To simplify the scientific gobbledygook: The heat becomes so intense that it can melt firefighters’ boots in an instant.

The government then cuts the phone lines and seals off the city to prevent the “spread of misinformation,” as a way of containing the ensuing PR nightmare, not realizing the danger it consequently exposes its people.

Helping prevent the catastrophe from spreading even more are Professor Valery Legasov (Jared Harris) and nuclear physicist Ulana Khomyuk (Watson), who must convince stubborn Boris Shcherbina (Skarsgard), the government’s top honcho who’s tasked to investigate the “accident,” that they aren’t just engaging in conjecture.
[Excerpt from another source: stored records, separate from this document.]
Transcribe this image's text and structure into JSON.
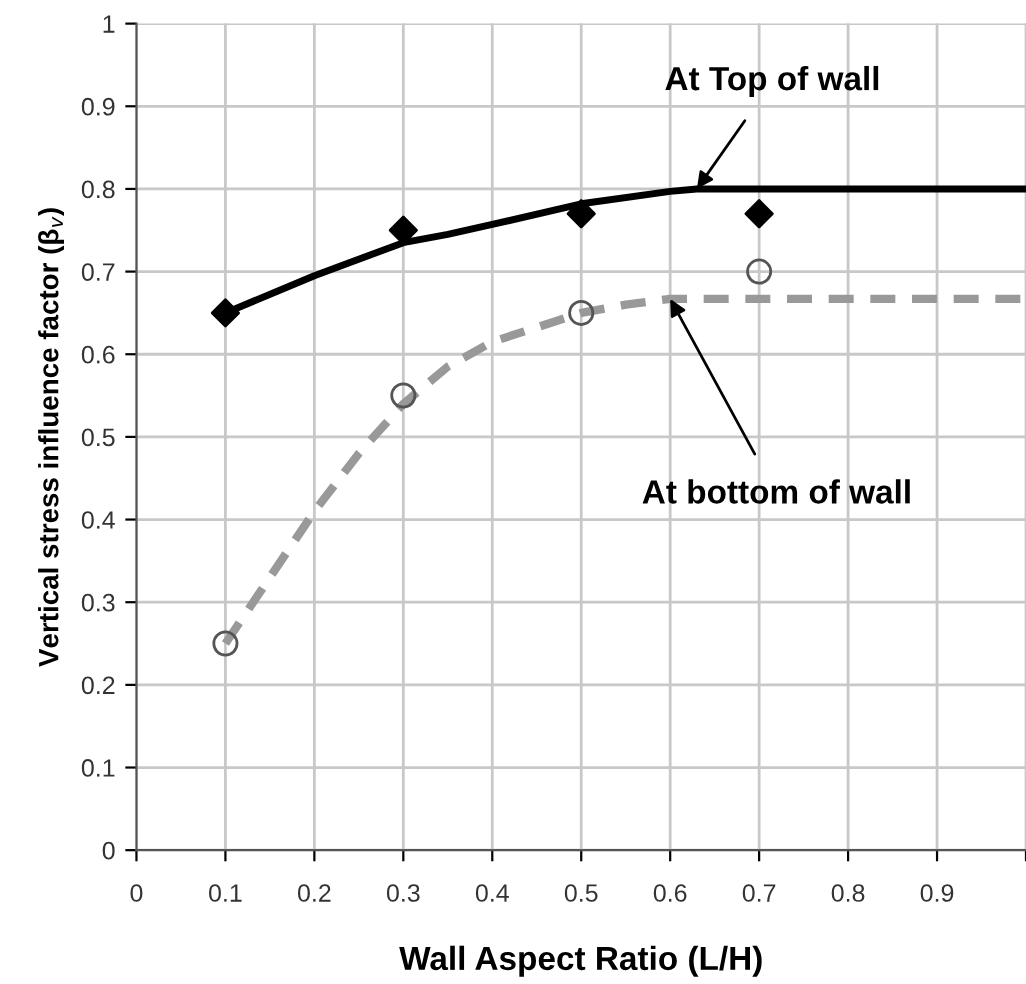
{
  "chart_data": {
    "type": "line",
    "xlabel": "Wall Aspect Ratio (L/H)",
    "ylabel": "Vertical stress influence factor (β$_{v}$)",
    "xlim": [
      0,
      1
    ],
    "xticks": [
      0,
      0.1,
      0.2,
      0.3,
      0.4,
      0.5,
      0.6,
      0.7,
      0.8,
      0.9,
      {
        "value": 1,
        "label": null
      }
    ],
    "ylim": [
      0,
      1
    ],
    "yticks": [
      0,
      0.1,
      0.2,
      0.3,
      0.4,
      0.5,
      0.6,
      0.7,
      0.8,
      0.9,
      1
    ],
    "grid": true,
    "legend": false,
    "series": [
      {
        "color": "#000000",
        "line_style": "solid",
        "marker": "none",
        "x": [
          0.1,
          0.2,
          0.3,
          0.35,
          0.4,
          0.5,
          0.6,
          0.63,
          1.0
        ],
        "values": [
          0.65,
          0.695,
          0.735,
          0.745,
          0.757,
          0.782,
          0.797,
          0.8,
          0.8
        ]
      },
      {
        "color": "#999999",
        "line_style": "dashed",
        "marker": "none",
        "x": [
          0.1,
          0.15,
          0.2,
          0.25,
          0.3,
          0.35,
          0.4,
          0.5,
          0.55,
          0.6,
          1.0
        ],
        "values": [
          0.25,
          0.33,
          0.41,
          0.48,
          0.54,
          0.585,
          0.615,
          0.65,
          0.66,
          0.667,
          0.667
        ]
      },
      {
        "type": "scatter",
        "color": "#000000",
        "marker": "diamond",
        "x": [
          0.1,
          0.3,
          0.5,
          0.7
        ],
        "values": [
          0.65,
          0.75,
          0.77,
          0.77
        ]
      },
      {
        "type": "scatter",
        "color": "#555555",
        "marker": "circle",
        "x": [
          0.1,
          0.3,
          0.5,
          0.7
        ],
        "values": [
          0.25,
          0.55,
          0.65,
          0.7
        ]
      }
    ],
    "annotations": [
      {
        "text": "At Top of wall",
        "x": 0.63,
        "y": 0.8
      },
      {
        "text": "At bottom of wall",
        "x": 0.6,
        "y": 0.667
      }
    ]
  }
}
But their persistent plea to evacuate the city—and the regions around it—isn’t merely the result of alarmist hysterics.

Harris

As Ulana explains to an apathetic public official, “If you don’t call for immediate evacuation, hundreds of thousands of people will get cancer. If they stay in these places, 50,000 people will die within five years … and the whole area will be deemed uninhabitable for a minimum of 100 years.”

With radioactive wind blowing all over Europe, the devastation could soon reach Latvia, Lithuania, Belarus, Poland, Czechoslovakia, Hungary, Romania and Germany! Aside from cancer, there will be a staggering number of birth defects.

In the succeeding two episodes, viewers will see the thrilling drama further unfold as Boris, Valery and Ulana set their differences aside to convince Mikhail Gorbachev (David Dencil) to help them avert a devastating global disaster.

Unfortunately, they must also convince some “skilled workers” to sacrifice their lives to save hundreds and thousands of people in Ukraine and all over Europe.

This true-to-life miniseries, which airs exclusively on HBO and HBO Go at 9 a.m. every Tuesday with a same-day encore at 10 p.m., is a compellingly realized reminder that superheroes aren’t just seen on the big screen. When we least expect it, they come to life—and save the day!